Children want to learn to ride a bicycle, a skateboard, and to swim. Learning is scary but instantly rewarding. The Educational Software Cooperative, non-profit, was formed in 1994 to promote that same environment for students on computers. Now a more advanced environment, for the same software, is available on tablets and the Internet.  When they feel prepared they can report using software that measures both knowledge and judgment at all levels of thinking (Winsteps, partial credit Rasch model; and Power Up Plus, Knowledge and Judgment Scoring). A quantity and quality scored test can sort out which students are just repeating instruction and which students are reporting what they trust they know and can do.

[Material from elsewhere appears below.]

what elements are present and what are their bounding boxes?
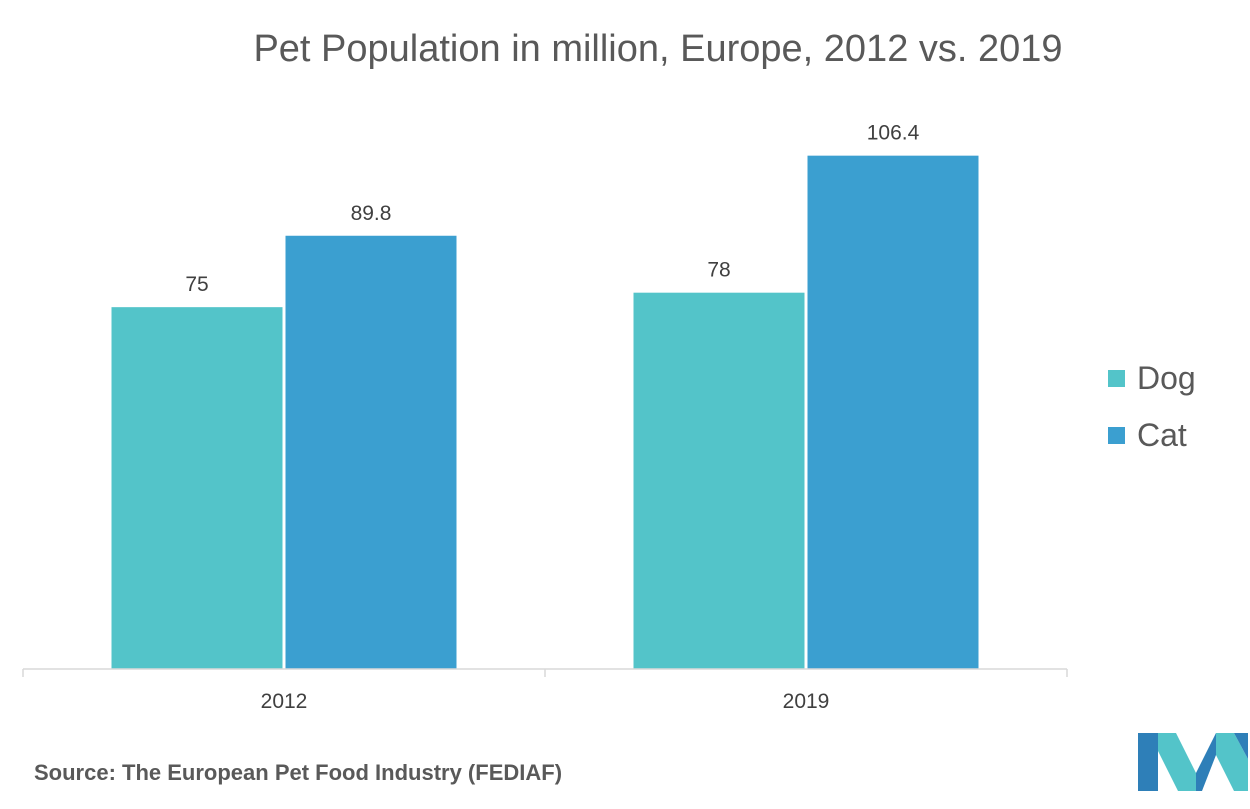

In the future, I expect that assessment will be such an integrated function that it will be recorded as students learn at lower levels of thinking or in the classroom at all levels of thinking. Online courses are now doing this. The classroom of the future, IMHO, will still provide safe day care, teacher moderated group learning and assessment, and software learning and assessment for individual students. Equal emphasis will be placed on students learning and on their development as self-correcting, self-motivated high quality achievers. Success on Common Core State Standards tests will require such students.